Go, Dawn. This is exciting to watch.


Saturday, July 6, 2013

easy to fall, easy to walk






He tells and then pretends to question, You don't remember me. Do you?

Maybe he hopes I do and if that is the case I wish I could help him but I am now experienced in the social awkwardness of returning home. Um. No. I am so sorry. Did we go to school together?

He smiles. Nods.

Were we in a particular class together? What is your name? Did we play together as children?

He shakes his head, We were in a lotta classes together.

I am so sorry. It's senility, dementia. I'm just. I'm sorry.



This was not a problem I recognized within myself until I returned home, the inability to remember a guy in high school classes from twenty some odd years ago. Part of me feels guilt of not valuing someone's importance in a room. The other part forgives me by saying there were one hundred sixty-nine people in the graduating class.

You needed to develop a shorthand, I will say. Your brain is small. You can't know and befriend and cry with and cheer for and hang with more than three or four or ten at the most. Social media was the rotary phone on Papaw's hall wall, a football game, a fifteen minute break by two concrete benches.

High school was a grand time of labeling, categorizing. The artist, the funny one, the girl who cried so much, the cheerleaders, the jocks, the smartest, the prettiest, the guy with long fingernails who would spit like a cat whenever I looked his way. The quiet, the loud, the best dressed, the most likely to succeed. The girl who beat people up, the one who hated us. Everyone was there and some are still here, but the majority of the ones I actually knew, they are gone.


We left in a mad rush from some kind of judgement but who were we to say since we were judging others.









Being a writer/photographer/photojournalist/someone who is attempting to make a living by getting to know people and places and then quickly leaving them is a bit disconcerting if you truly love but have to move on to the next story, the next paycheck, the next getting to know someone.

The first question I will have for my next study is, How hard was it to walk away from such a love?
I mean, you know he couldn't help but fall in love with this guy.





Today I am grateful to understand we are all simply doing the best we can to honor those who cross our paths.







Thursday, July 4, 2013

fire in the sky




Because Mom and Dad know how to throw a birthday bash.

independence day

Little sleep. New project.


Today I am grateful for inspiration.

Wednesday, July 3, 2013

mississippi museum of art




Remember when I had to study Monet in order to complete an article for Desoto? Here was my attempt at gathering information and trying to make early sense of it. What I knew and said at the time was that I wanted to take Jess to see Monet's work and I said so out loud and my Mom heard me and she has since asked me several times, When are you taking Jesse to the museum?

I gotta do that.

and

Soon.

and

I'll figure that out.

Until Monday when Mom said, Jesse needs something to do tomorrow.

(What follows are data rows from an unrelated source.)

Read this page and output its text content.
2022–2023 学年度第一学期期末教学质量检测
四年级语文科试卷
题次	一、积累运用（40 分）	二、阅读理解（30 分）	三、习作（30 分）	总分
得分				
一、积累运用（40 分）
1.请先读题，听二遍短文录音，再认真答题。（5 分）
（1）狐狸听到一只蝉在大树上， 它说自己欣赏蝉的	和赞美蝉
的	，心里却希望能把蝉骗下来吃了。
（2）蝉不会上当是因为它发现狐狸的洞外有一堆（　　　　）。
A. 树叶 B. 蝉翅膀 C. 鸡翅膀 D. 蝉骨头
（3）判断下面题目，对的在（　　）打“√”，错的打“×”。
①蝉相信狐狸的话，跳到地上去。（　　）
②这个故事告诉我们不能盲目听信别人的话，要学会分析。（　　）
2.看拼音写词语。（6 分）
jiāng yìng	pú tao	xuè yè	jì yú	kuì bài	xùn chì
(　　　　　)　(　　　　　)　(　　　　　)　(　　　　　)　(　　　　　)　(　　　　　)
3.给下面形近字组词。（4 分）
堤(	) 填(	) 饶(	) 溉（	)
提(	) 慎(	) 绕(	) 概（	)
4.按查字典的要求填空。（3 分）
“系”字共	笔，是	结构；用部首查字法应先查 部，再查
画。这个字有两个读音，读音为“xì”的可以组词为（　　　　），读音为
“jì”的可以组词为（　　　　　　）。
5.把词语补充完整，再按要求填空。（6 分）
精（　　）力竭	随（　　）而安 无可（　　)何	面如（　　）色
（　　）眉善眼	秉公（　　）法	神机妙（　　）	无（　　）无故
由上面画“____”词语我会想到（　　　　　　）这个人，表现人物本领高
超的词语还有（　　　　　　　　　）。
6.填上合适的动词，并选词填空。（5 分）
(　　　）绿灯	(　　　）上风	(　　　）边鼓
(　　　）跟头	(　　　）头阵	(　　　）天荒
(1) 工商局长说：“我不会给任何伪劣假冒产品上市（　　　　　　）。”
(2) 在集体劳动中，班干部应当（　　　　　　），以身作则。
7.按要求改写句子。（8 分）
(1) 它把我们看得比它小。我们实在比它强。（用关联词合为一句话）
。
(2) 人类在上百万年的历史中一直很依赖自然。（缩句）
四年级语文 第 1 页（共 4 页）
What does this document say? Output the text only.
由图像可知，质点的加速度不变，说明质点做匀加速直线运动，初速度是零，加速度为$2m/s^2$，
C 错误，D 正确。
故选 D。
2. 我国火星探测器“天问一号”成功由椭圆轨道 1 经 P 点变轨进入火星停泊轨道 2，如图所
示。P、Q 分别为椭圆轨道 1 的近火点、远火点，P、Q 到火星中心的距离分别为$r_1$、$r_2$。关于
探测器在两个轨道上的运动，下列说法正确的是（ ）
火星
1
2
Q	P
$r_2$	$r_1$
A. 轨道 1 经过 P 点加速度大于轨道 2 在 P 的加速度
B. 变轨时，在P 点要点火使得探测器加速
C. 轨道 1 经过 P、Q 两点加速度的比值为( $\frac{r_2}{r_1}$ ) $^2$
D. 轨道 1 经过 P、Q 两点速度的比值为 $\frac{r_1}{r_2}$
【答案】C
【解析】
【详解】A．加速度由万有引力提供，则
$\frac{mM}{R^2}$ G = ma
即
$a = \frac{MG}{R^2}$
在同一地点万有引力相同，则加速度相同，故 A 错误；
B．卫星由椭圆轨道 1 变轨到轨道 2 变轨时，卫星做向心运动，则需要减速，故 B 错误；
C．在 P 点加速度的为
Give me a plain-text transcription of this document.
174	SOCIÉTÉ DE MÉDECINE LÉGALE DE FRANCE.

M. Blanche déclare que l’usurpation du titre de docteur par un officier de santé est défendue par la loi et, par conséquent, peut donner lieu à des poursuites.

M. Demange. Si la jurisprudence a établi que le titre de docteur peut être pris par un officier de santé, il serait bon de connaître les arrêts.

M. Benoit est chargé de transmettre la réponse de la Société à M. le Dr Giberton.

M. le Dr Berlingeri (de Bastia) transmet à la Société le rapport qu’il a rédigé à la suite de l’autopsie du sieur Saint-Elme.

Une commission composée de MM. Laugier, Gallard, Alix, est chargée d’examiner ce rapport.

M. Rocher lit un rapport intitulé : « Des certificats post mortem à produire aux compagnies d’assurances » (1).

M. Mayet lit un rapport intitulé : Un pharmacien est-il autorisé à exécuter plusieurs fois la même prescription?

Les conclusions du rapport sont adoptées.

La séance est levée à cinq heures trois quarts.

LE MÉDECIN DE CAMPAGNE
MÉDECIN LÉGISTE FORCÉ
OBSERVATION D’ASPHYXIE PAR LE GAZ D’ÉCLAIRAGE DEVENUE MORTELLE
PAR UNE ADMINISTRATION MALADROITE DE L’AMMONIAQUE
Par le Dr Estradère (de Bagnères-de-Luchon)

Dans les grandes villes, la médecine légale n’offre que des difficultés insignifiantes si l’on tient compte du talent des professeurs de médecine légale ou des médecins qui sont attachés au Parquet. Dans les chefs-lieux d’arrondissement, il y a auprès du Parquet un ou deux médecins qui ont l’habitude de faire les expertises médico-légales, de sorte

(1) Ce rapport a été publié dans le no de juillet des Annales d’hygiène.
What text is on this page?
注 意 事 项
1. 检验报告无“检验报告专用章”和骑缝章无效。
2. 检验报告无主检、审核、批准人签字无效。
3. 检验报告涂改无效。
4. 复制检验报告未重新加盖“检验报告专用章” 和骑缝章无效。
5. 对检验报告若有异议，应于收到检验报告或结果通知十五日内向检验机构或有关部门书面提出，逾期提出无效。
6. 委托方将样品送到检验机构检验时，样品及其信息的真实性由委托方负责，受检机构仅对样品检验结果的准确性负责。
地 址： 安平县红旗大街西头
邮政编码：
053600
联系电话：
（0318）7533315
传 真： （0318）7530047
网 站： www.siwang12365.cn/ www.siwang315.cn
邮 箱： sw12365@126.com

Yesterday we went. Not only did they have this exhibition, but we got to see this one as well. And we brought back finger puppets for Marlee and performed our own little show of what we learned and I realize how silly it is to put off those things we find we need most like a day with a kid who loves road trips and windows down and singing as loud as we ever could.



Today I, again, am so very grateful for that kid and her enthusiasm for life and learning and how, if we're going to be honest here, she teaches me all the important stuff.

Tuesday, July 2, 2013

museum




Today I am grateful for a discovery we can share.


Monday, July 1, 2013

controls





Today I am grateful for time to learn and the patience of others.